Strike action looms over the Bank of England
Kane Davis Cooper ̶ After taking a vote, workers at the historic Bank of England have massively come down in favour of walking out on a four-day strike starting at the end of this month over pay concerns.
For the second consecutive year, the B.O.E. has offered maintenance and security staff annual rises less than the prevailing rate of inflation and led by the workers union, Unite, enough is enough and the bank is set to deal with the first strike by its staff in half a century.
“The result of the bank’s unwillingness to negotiate fair pay will be that the bank’s sites, including the iconic Threadneedle Street in the City of London, will effectively be inoperable without the maintenance, parlours and security staff,” said Unite.
Parlour staff work in the bank’s iconic back rooms, which are now used as offices for the bank’s most high-ranking officers. They prepare food and drinks and welcome guests to the bank.
The Bank of England said it had backup policies ready and “Should the strike go ahead; the bank has plans in place so that all sites can continue to operate effectively.
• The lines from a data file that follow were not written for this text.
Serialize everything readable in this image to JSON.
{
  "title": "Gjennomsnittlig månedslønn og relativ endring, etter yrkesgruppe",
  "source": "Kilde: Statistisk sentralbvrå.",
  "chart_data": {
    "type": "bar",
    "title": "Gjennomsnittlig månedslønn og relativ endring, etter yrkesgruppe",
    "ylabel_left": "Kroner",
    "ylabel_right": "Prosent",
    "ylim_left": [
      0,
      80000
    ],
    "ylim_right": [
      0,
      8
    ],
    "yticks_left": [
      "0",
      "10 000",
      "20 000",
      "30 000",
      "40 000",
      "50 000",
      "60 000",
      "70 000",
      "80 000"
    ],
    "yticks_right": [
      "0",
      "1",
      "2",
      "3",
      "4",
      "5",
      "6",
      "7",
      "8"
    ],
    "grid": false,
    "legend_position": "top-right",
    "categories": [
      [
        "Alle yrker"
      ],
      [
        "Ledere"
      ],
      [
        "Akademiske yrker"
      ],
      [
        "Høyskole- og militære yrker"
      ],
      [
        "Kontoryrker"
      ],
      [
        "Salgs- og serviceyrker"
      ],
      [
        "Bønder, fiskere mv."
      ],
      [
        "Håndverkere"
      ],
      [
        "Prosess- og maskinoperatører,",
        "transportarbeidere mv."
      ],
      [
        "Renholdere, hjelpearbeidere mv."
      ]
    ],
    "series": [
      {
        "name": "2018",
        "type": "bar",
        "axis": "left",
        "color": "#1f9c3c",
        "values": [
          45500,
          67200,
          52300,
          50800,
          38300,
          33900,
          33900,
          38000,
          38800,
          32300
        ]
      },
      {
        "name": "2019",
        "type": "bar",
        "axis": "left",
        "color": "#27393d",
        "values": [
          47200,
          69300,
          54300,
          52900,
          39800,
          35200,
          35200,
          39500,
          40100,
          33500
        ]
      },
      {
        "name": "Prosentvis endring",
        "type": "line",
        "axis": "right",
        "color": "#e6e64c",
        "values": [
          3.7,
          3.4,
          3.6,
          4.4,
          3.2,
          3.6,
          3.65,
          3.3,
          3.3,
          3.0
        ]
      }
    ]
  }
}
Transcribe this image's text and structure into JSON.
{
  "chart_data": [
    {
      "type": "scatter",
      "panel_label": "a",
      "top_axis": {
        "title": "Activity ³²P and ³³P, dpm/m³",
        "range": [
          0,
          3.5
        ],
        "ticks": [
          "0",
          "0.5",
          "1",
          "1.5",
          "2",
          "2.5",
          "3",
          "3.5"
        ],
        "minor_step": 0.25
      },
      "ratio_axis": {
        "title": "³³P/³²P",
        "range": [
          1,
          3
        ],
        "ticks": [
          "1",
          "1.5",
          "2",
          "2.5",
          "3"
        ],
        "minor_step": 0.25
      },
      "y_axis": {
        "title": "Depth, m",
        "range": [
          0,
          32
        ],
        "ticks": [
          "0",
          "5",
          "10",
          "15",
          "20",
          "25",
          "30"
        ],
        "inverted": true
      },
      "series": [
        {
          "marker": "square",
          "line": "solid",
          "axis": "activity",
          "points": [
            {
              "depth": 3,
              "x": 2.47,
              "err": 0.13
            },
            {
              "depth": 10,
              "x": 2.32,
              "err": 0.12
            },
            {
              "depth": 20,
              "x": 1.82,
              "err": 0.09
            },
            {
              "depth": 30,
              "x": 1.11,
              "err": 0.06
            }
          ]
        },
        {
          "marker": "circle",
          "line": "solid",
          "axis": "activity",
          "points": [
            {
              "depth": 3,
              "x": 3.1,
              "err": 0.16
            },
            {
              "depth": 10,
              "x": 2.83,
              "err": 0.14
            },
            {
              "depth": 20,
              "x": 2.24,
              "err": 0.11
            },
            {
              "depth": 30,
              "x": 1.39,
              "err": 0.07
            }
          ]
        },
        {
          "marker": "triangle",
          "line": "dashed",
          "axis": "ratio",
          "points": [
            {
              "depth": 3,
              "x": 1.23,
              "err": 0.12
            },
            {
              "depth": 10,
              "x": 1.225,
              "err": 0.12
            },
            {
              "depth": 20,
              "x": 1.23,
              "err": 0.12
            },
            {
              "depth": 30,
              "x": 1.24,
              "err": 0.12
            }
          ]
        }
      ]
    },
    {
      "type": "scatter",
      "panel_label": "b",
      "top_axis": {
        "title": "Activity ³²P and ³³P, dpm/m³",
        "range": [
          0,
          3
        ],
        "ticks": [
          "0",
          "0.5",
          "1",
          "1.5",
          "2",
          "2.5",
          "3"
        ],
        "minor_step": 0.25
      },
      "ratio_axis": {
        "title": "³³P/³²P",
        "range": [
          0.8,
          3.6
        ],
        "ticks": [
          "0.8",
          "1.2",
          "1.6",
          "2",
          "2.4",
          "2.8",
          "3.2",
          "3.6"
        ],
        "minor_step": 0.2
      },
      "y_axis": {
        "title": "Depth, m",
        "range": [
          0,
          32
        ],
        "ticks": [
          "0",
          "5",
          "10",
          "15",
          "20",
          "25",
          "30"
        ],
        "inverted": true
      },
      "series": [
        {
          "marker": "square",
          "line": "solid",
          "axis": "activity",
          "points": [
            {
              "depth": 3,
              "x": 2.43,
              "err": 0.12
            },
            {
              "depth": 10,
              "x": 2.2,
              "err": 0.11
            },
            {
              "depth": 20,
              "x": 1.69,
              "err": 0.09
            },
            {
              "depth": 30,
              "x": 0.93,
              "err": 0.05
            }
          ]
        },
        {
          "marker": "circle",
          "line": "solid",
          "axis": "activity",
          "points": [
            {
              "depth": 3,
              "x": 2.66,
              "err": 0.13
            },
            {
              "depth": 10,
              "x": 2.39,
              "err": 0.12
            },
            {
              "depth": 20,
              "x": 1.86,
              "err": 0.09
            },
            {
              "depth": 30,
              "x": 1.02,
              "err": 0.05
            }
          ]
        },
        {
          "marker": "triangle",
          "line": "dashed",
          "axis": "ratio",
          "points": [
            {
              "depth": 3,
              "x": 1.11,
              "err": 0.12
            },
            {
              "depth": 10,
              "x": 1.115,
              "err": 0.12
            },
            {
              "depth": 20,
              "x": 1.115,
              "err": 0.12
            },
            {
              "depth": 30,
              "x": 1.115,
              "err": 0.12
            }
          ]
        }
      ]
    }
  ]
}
We will continue to have discussions with Unite and hope that there will be a positive outcome”
The Bank of England’s monetary policy committee has a meeting planned for the 3rd of August to decide on what if any action needs to be taken on interest rates. This coincides with the final day of planned strike action.
Inflation in the UK is just under the 3% mark and the Bank of England workers are believed to have been offered just 1% rises.
The Governor, Canadian Mark Carney has been in his role for four years and is one of the highest paid central bankers in the world earning a salary of almost £900,000 by comparison.